Last year, on October 27th, the Tree of Life Synagogue — a mere 30-minute drive from our high school — fell victim to an anti-Semitic shooting, and the lives of 11 worshipers were taken.

The mass shooting epidemic has banged its fists on our door, but too many of us are no longer alarmed. ”

The mass shooting epidemic has banged its fists on our door, but too many of us are no longer alarmed.  These terrible, horrific acts no longer scare or shock enough of us.

According to Everytown, there have been 85 incidents of gunfire on school or campus grounds since the beginning of 2019. Just this year, 406 people have died, and 1,480 have been wounded in a total of 366 mass shootings. There have been 2,291 shootings since the shooting at Sandy Hook in 2012, and since then 2,588 people have died, and 9,545 people have been injured. The U.S. has the most guns, the most gun deaths, and the weakest gun laws in the developed world. Yet the country goes against every grain of common sense when it comes to gun laws.

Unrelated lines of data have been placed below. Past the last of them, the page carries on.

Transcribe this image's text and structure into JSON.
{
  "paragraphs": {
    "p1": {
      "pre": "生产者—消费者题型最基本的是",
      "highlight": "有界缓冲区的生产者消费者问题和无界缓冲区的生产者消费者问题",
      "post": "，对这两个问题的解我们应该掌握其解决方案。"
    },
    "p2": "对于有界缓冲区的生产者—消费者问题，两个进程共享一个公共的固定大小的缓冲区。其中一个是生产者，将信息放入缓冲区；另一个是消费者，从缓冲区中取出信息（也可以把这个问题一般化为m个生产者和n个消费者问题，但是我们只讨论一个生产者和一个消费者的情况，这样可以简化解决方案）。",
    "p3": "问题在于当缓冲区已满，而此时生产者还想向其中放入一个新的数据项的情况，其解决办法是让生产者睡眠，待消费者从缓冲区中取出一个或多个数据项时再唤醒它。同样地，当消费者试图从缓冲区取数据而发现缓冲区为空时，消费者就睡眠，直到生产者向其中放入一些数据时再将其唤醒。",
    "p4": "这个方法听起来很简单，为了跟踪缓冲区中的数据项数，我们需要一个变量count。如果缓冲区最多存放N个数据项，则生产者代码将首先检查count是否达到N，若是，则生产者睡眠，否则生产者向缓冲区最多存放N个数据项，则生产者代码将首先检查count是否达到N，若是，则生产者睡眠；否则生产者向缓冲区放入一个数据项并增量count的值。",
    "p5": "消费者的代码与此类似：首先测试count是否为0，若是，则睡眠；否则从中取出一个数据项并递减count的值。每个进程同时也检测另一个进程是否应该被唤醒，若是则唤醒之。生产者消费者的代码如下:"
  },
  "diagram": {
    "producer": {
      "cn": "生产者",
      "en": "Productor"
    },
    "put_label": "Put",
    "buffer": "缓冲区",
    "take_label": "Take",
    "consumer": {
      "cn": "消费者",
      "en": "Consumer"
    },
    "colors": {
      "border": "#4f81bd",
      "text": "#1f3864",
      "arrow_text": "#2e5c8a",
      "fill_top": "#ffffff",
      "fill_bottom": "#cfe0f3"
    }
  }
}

I’ve had many discussions, and heated ones at that, about gun laws in America. I’ve heard nearly every argument, too. The notion that guns don’t kill people — that instead, people kill people — is frequently discussed and debated. But the truth is that mass killings aren’t carried out with knives or homemade bombs at the same rate as they are with guns. I’ve been told that gun laws won’t end gun violence, and that they won’t eradicate the abundance guns in America. I know it won’t, and I know that there will still be guns in the homes of thousands even if gun laws are put in place. Nonetheless, countries with stricter gun laws are proven to have significantly less gun deaths.

The thoughts and prayers from our country’s top leaders and politicians do not resolve the years of pain and hurt that could be avoided through decisive and progressive action. ”

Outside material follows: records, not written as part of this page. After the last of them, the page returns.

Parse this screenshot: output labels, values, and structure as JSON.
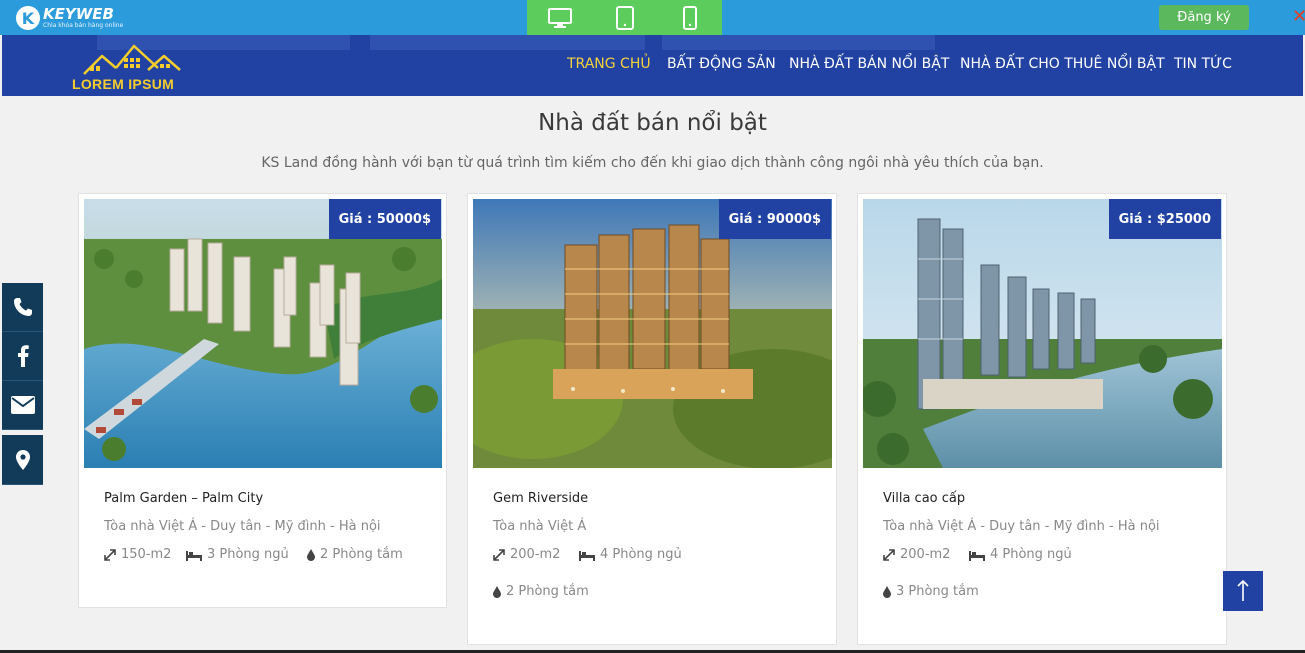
{
  "toolbar": {
    "brand_name": "KEYWEB",
    "brand_mark": "K",
    "brand_tagline": "Chìa khóa bán hàng online",
    "devices": [
      {
        "name": "desktop-icon"
      },
      {
        "name": "tablet-icon"
      },
      {
        "name": "mobile-icon"
      }
    ],
    "register_label": "Đăng ký",
    "close_symbol": "✕",
    "colors": {
      "bar": "#2c9bdc",
      "devices_bg": "#5ccc5c",
      "register": "#5cb85c"
    }
  },
  "header": {
    "logo_text": "LOREM IPSUM",
    "nav": [
      {
        "label": "TRANG CHỦ",
        "active": true
      },
      {
        "label": "BẤT ĐỘNG SẢN",
        "active": false
      },
      {
        "label": "NHÀ ĐẤT BÁN NỔI BẬT",
        "active": false
      },
      {
        "label": "NHÀ ĐẤT CHO THUÊ NỔI BẬT",
        "active": false
      },
      {
        "label": "TIN TỨC",
        "active": false
      }
    ],
    "colors": {
      "bg": "#2142a2",
      "active": "#f6d23a"
    }
  },
  "section": {
    "title": "Nhà đất bán nổi bật",
    "subtitle": "KS Land đồng hành với bạn từ quá trình tìm kiếm cho đến khi giao dịch thành công ngôi nhà yêu thích của bạn."
  },
  "listings": [
    {
      "price": "Giá :  50000$",
      "title": "Palm Garden – Palm City",
      "address": "Tòa nhà Việt Á - Duy tân - Mỹ đình - Hà nội",
      "area": "150-m2",
      "bedrooms": "3 Phòng ngủ",
      "bathrooms": "2 Phòng tắm"
    },
    {
      "price": "Giá :  90000$",
      "title": "Gem Riverside",
      "address": "Tòa nhà Việt Á",
      "area": "200-m2",
      "bedrooms": "4 Phòng ngủ",
      "bathrooms": "2 Phòng tắm"
    },
    {
      "price": "Giá :  $25000",
      "title": "Villa cao cấp",
      "address": "Tòa nhà Việt Á - Duy tân - Mỹ đình - Hà nội",
      "area": "200-m2",
      "bedrooms": "4 Phòng ngủ",
      "bathrooms": "3 Phòng tắm"
    }
  ],
  "social": [
    {
      "name": "phone-icon"
    },
    {
      "name": "facebook-icon"
    },
    {
      "name": "email-icon"
    },
    {
      "name": "map-marker-icon"
    }
  ],
  "back_to_top": {
    "icon": "arrow-up-icon"
  }
}
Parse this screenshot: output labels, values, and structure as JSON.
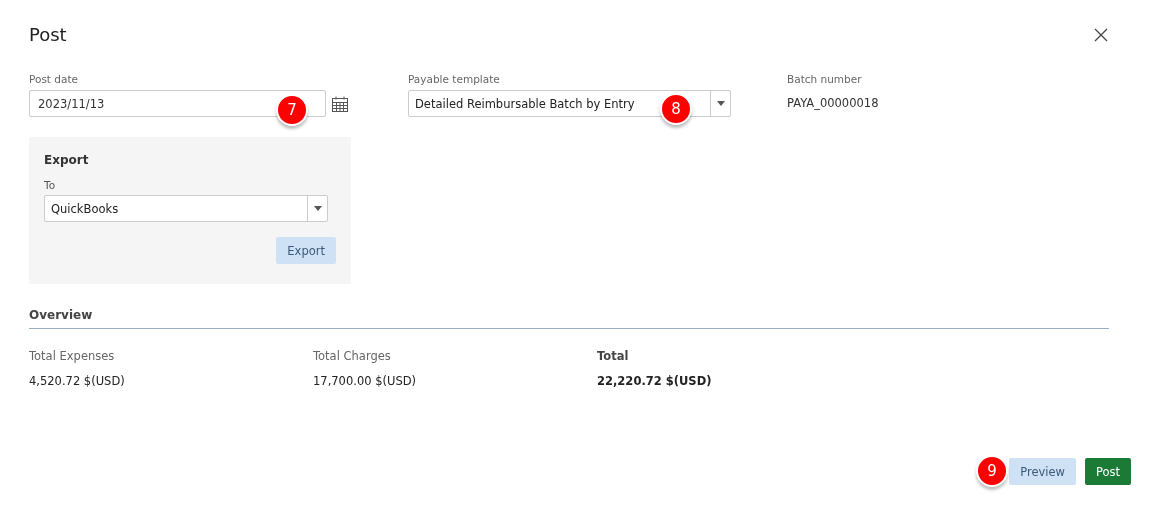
{
  "dialog": {
    "title": "Post"
  },
  "fields": [
    {
      "kind": "date",
      "label": "Post date",
      "value": "2023/11/13"
    },
    {
      "kind": "select",
      "label": "Payable template",
      "value": "Detailed Reimbursable Batch by Entry"
    },
    {
      "kind": "text",
      "label": "Batch number",
      "value": "PAYA_00000018"
    }
  ],
  "export": {
    "title": "Export",
    "to_label": "To",
    "to_value": "QuickBooks",
    "button": "Export"
  },
  "overview": {
    "title": "Overview",
    "totals": [
      {
        "label": "Total Expenses",
        "value": "4,520.72 $(USD)",
        "emphasis": false
      },
      {
        "label": "Total Charges",
        "value": "17,700.00 $(USD)",
        "emphasis": false
      },
      {
        "label": "Total",
        "value": "22,220.72 $(USD)",
        "emphasis": true
      }
    ]
  },
  "buttons": [
    {
      "label": "Preview",
      "kind": "secondary"
    },
    {
      "label": "Post",
      "kind": "primary"
    }
  ],
  "callouts": [
    {
      "label": "7"
    },
    {
      "label": "8"
    },
    {
      "label": "9"
    }
  ]
}
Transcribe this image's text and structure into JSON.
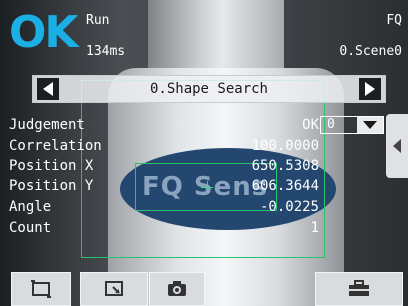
{
  "status": {
    "result": "OK",
    "mode": "Run",
    "time": "134ms"
  },
  "header": {
    "brand": "FQ",
    "scene": "0.Scene0"
  },
  "nav": {
    "title": "0.Shape Search"
  },
  "judgement": {
    "label": "Judgement",
    "value": "OK",
    "selector_value": "0"
  },
  "results": [
    {
      "label": "Correlation",
      "value": "100.0000"
    },
    {
      "label": "Position X",
      "value": "650.5308"
    },
    {
      "label": "Position Y",
      "value": "606.3644"
    },
    {
      "label": "Angle",
      "value": "-0.0225"
    },
    {
      "label": "Count",
      "value": "1"
    }
  ],
  "camera": {
    "label_text": "FQ Sens"
  },
  "icons": {
    "nav_prev": "arrow-left-icon",
    "nav_next": "arrow-right-icon",
    "dropdown": "triangle-down-icon",
    "side_tab": "triangle-left-icon",
    "tool1": "frame-icon",
    "tool2": "zoom-window-icon",
    "tool3": "camera-icon",
    "tool4": "toolbox-icon"
  },
  "colors": {
    "ok": "#1ab0e6",
    "roi": "#29c16a",
    "label_oval": "#24476f"
  }
}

Of course, the people behind the triggers may suffer from serious psychoses, trauma, or horrible circumstances, or they may have been raised to be dangerously bigoted in ways most of us cannot imagine. But in addition to supporting programs to address those issues, stricter gun laws would make all of us safer.  After all, there are people in Japan and England, for instance, who suffer from mental illness or who have been raised to hate other groups, yet those countries witness overwhelmingly fewer mass shootings because their laws make it so difficult to obtain such weapons.

Apart from mass shootings, murder, suicide, domestic violence, and accidental gun deaths all add to the growing toll of bullet-laden bodies.  These deaths largely go unnoticed, yet they too signal an epidemic.

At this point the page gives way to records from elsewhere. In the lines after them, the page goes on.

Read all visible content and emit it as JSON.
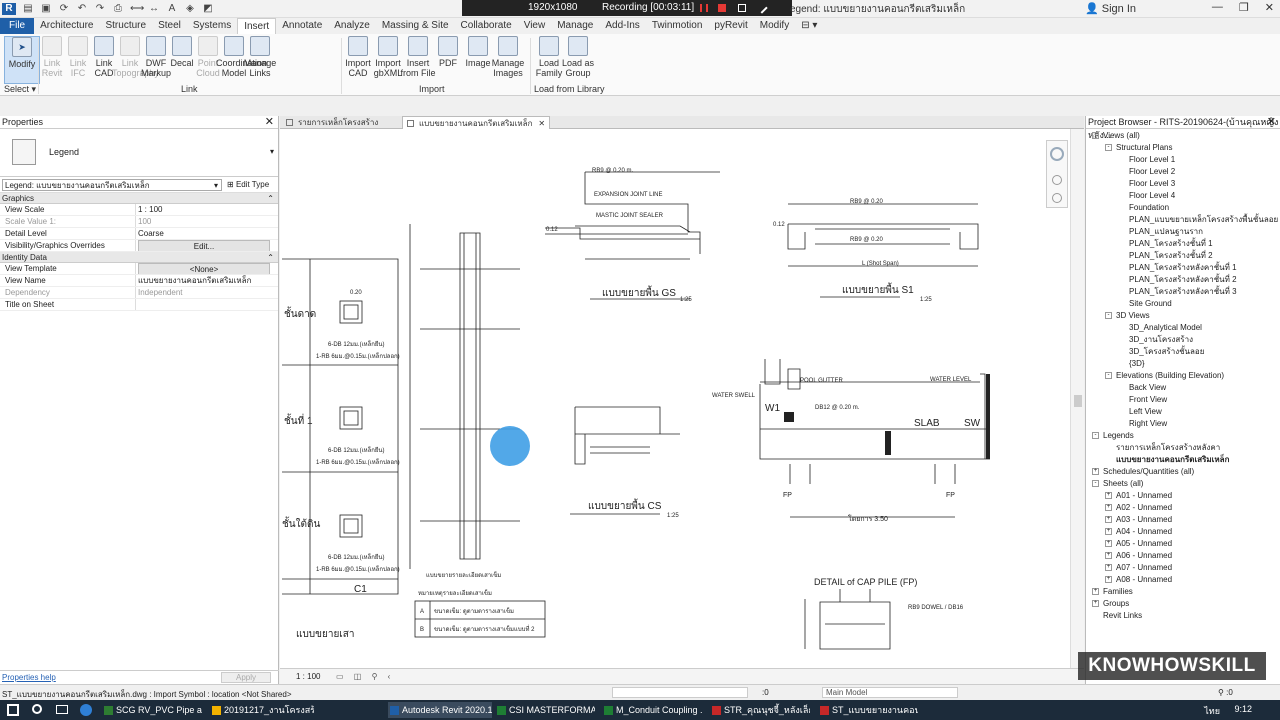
{
  "window": {
    "title_partial": "egend: แบบขยายงานคอนกรีตเสริมเหล็ก",
    "sign_in": "Sign In",
    "recorder": {
      "resolution": "1920x1080",
      "status": "Recording [00:03:11]"
    }
  },
  "ribbon_tabs": [
    "File",
    "Architecture",
    "Structure",
    "Steel",
    "Systems",
    "Insert",
    "Annotate",
    "Analyze",
    "Massing & Site",
    "Collaborate",
    "View",
    "Manage",
    "Add-Ins",
    "Twinmotion",
    "pyRevit",
    "Modify"
  ],
  "active_tab": "Insert",
  "ribbon": {
    "modify": "Modify",
    "select": "Select",
    "link_buttons": [
      {
        "label": "Link\nRevit",
        "dim": true
      },
      {
        "label": "Link\nIFC",
        "dim": true
      },
      {
        "label": "Link\nCAD",
        "dim": false
      },
      {
        "label": "Link\nTopography",
        "dim": true
      },
      {
        "label": "DWF\nMarkup",
        "dim": false
      },
      {
        "label": "Decal",
        "dim": false
      },
      {
        "label": "Point\nCloud",
        "dim": true
      },
      {
        "label": "Coordination\nModel",
        "dim": false
      },
      {
        "label": "Manage\nLinks",
        "dim": false
      }
    ],
    "import_buttons": [
      {
        "label": "Import\nCAD",
        "dim": false
      },
      {
        "label": "Import\ngbXML",
        "dim": false
      },
      {
        "label": "Insert\nfrom File",
        "dim": false
      },
      {
        "label": "PDF",
        "dim": false
      },
      {
        "label": "Image",
        "dim": false
      },
      {
        "label": "Manage\nImages",
        "dim": false
      }
    ],
    "library_buttons": [
      {
        "label": "Load\nFamily",
        "dim": false
      },
      {
        "label": "Load as\nGroup",
        "dim": false
      }
    ],
    "panel_labels": {
      "link": "Link",
      "import": "Import",
      "library": "Load from Library"
    }
  },
  "properties": {
    "header": "Properties",
    "type_name": "Legend",
    "instance_selector": "Legend: แบบขยายงานคอนกรีตเสริมเหล็ก",
    "edit_type": "Edit Type",
    "groups": [
      {
        "name": "Graphics",
        "rows": [
          {
            "key": "View Scale",
            "value": "1 : 100",
            "grey": false
          },
          {
            "key": "Scale Value    1:",
            "value": "100",
            "grey": true
          },
          {
            "key": "Detail Level",
            "value": "Coarse",
            "grey": false
          },
          {
            "key": "Visibility/Graphics Overrides",
            "value": "Edit...",
            "grey": false,
            "button": true
          }
        ]
      },
      {
        "name": "Identity Data",
        "rows": [
          {
            "key": "View Template",
            "value": "<None>",
            "grey": false,
            "button": true
          },
          {
            "key": "View Name",
            "value": "แบบขยายงานคอนกรีตเสริมเหล็ก",
            "grey": false
          },
          {
            "key": "Dependency",
            "value": "Independent",
            "grey": true
          },
          {
            "key": "Title on Sheet",
            "value": "",
            "grey": false
          }
        ]
      }
    ],
    "help": "Properties help",
    "apply": "Apply"
  },
  "view_tabs": [
    {
      "label": "รายการเหล็กโครงสร้างหลังคา",
      "active": false
    },
    {
      "label": "แบบขยายงานคอนกรีตเสริมเหล็ก",
      "active": true
    }
  ],
  "drawing": {
    "texts": {
      "rb9": "RB9 @ 0.20 m.",
      "expansion": "EXPANSION JOINT LINE",
      "mastic": "MASTIC JOINT SEALER",
      "gs_title": "แบบขยายพื้น GS",
      "s1_title": "แบบขยายพื้น S1",
      "cs_title": "แบบขยายพื้น CS",
      "scale_label": "1:25",
      "rb9_s1_top": "RB9 @ 0.20",
      "rb9_s1_bot": "RB9 @ 0.20",
      "l_shot": "L (Shot Span)",
      "dim_012": "0.12",
      "dim_020": "0.20",
      "col_labels": [
        "ชั้นดาด",
        "ชั้นที่ 1",
        "ชั้นใต้ดิน"
      ],
      "col_name": "C1",
      "stirrup": "6-DB 12มม.(เหล็กยืน)",
      "tie": "1-RB 6มม.@0.15ม.(เหล็กปลอก)",
      "col_title": "แบบขยายเสา",
      "pile_title": "แบบขยายรายละเอียดเสาเข็ม",
      "table_title": "หมายเหตุรายละเอียดเสาเข็ม",
      "table_rows": [
        "ขนาดเข็ม: ดูตามตารางเสาเข็ม",
        "ขนาดเข็ม: ดูตามตารางเสาเข็มแบบที่ 2"
      ],
      "table_nums": [
        "A",
        "B"
      ],
      "pool_gutter": "POOL GUTTER",
      "water_level": "WATER LEVEL",
      "water_swell": "WATER SWELL",
      "slab": "SLAB",
      "sw": "SW",
      "w1": "W1",
      "fp": "FP",
      "span": "โดยการ 3.50",
      "db12": "DB12 @ 0.20 m.",
      "cap_title": "DETAIL of CAP PILE (FP)",
      "cap_note": "RB9 DOWEL / DB16",
      "view_scale": "1 : 100"
    }
  },
  "project_browser": {
    "header": "Project Browser - RITS-20190624-(บ้านคุณหญิงหลัง...",
    "tree": [
      {
        "label": "Views (all)",
        "level": 0,
        "toggle": "-"
      },
      {
        "label": "Structural Plans",
        "level": 1,
        "toggle": "-"
      },
      {
        "label": "Floor Level 1",
        "level": 2
      },
      {
        "label": "Floor Level 2",
        "level": 2
      },
      {
        "label": "Floor Level 3",
        "level": 2
      },
      {
        "label": "Floor Level 4",
        "level": 2
      },
      {
        "label": "Foundation",
        "level": 2
      },
      {
        "label": "PLAN_แบบขยายเหล็กโครงสร้างพื้นชั้นลอย",
        "level": 2
      },
      {
        "label": "PLAN_แปลนฐานราก",
        "level": 2
      },
      {
        "label": "PLAN_โครงสร้างชั้นที่ 1",
        "level": 2
      },
      {
        "label": "PLAN_โครงสร้างชั้นที่ 2",
        "level": 2
      },
      {
        "label": "PLAN_โครงสร้างหลังคาชั้นที่ 1",
        "level": 2
      },
      {
        "label": "PLAN_โครงสร้างหลังคาชั้นที่ 2",
        "level": 2
      },
      {
        "label": "PLAN_โครงสร้างหลังคาชั้นที่ 3",
        "level": 2
      },
      {
        "label": "Site Ground",
        "level": 2
      },
      {
        "label": "3D Views",
        "level": 1,
        "toggle": "-"
      },
      {
        "label": "3D_Analytical Model",
        "level": 2
      },
      {
        "label": "3D_งานโครงสร้าง",
        "level": 2
      },
      {
        "label": "3D_โครงสร้างชั้นลอย",
        "level": 2
      },
      {
        "label": "{3D}",
        "level": 2
      },
      {
        "label": "Elevations (Building Elevation)",
        "level": 1,
        "toggle": "-"
      },
      {
        "label": "Back View",
        "level": 2
      },
      {
        "label": "Front View",
        "level": 2
      },
      {
        "label": "Left View",
        "level": 2
      },
      {
        "label": "Right View",
        "level": 2
      },
      {
        "label": "Legends",
        "level": 0,
        "toggle": "-"
      },
      {
        "label": "รายการเหล็กโครงสร้างหลังคา",
        "level": 1
      },
      {
        "label": "แบบขยายงานคอนกรีตเสริมเหล็ก",
        "level": 1,
        "selected": true
      },
      {
        "label": "Schedules/Quantities (all)",
        "level": 0,
        "toggle": "+"
      },
      {
        "label": "Sheets (all)",
        "level": 0,
        "toggle": "-"
      },
      {
        "label": "A01 - Unnamed",
        "level": 1,
        "toggle": "+"
      },
      {
        "label": "A02 - Unnamed",
        "level": 1,
        "toggle": "+"
      },
      {
        "label": "A03 - Unnamed",
        "level": 1,
        "toggle": "+"
      },
      {
        "label": "A04 - Unnamed",
        "level": 1,
        "toggle": "+"
      },
      {
        "label": "A05 - Unnamed",
        "level": 1,
        "toggle": "+"
      },
      {
        "label": "A06 - Unnamed",
        "level": 1,
        "toggle": "+"
      },
      {
        "label": "A07 - Unnamed",
        "level": 1,
        "toggle": "+"
      },
      {
        "label": "A08 - Unnamed",
        "level": 1,
        "toggle": "+"
      },
      {
        "label": "Families",
        "level": 0,
        "toggle": "+"
      },
      {
        "label": "Groups",
        "level": 0,
        "toggle": "+"
      },
      {
        "label": "Revit Links",
        "level": 0
      }
    ]
  },
  "status_bar": {
    "message": "ST_แบบขยายงานคอนกรีตเสริมเหล็ก.dwg : Import Symbol : location <Not Shared>",
    "zero": ":0",
    "model": "Main Model",
    "filter": ":0"
  },
  "taskbar": {
    "items": [
      {
        "label": "SCG RV_PVC Pipe and...",
        "color": "#2e7d32",
        "active": false
      },
      {
        "label": "20191217_งานโครงสร้าง",
        "color": "#f2b200",
        "active": false
      },
      {
        "label": "Autodesk Revit 2020.1...",
        "color": "#1f5fa8",
        "active": true
      },
      {
        "label": "CSI MASTERFORMAT ...",
        "color": "#1e7e34",
        "active": false
      },
      {
        "label": "M_Conduit Coupling ...",
        "color": "#1e7e34",
        "active": false
      },
      {
        "label": "STR_คุณนุชจี้_หลังเล็กค...",
        "color": "#c62828",
        "active": false
      },
      {
        "label": "ST_แบบขยายงานคอนกรีต...",
        "color": "#c62828",
        "active": false
      }
    ],
    "lang": "ไทย",
    "time": "9:12"
  },
  "watermark": "KNOWHOWSKILL"
}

No amount of condolences will solve anything. The thoughts and prayers from our country’s top leaders and politicians do not resolve the years of pain and hurt that could be avoided through decisive and progressive action.

As students of NASH, we are lucky to have been unaffected by such a tragic event. We have the privilege of debating gun control as an intellectual exercise based on political standpoint alone. It might be argued that being so disconnected from the real pain has made us naive and complacent. We can only hope that the horror does not find its way here.

America has tread the despicable path from Sandy Hook to Saugus.  Will it ever end?  Will we ever prevent the death toll from growing longer?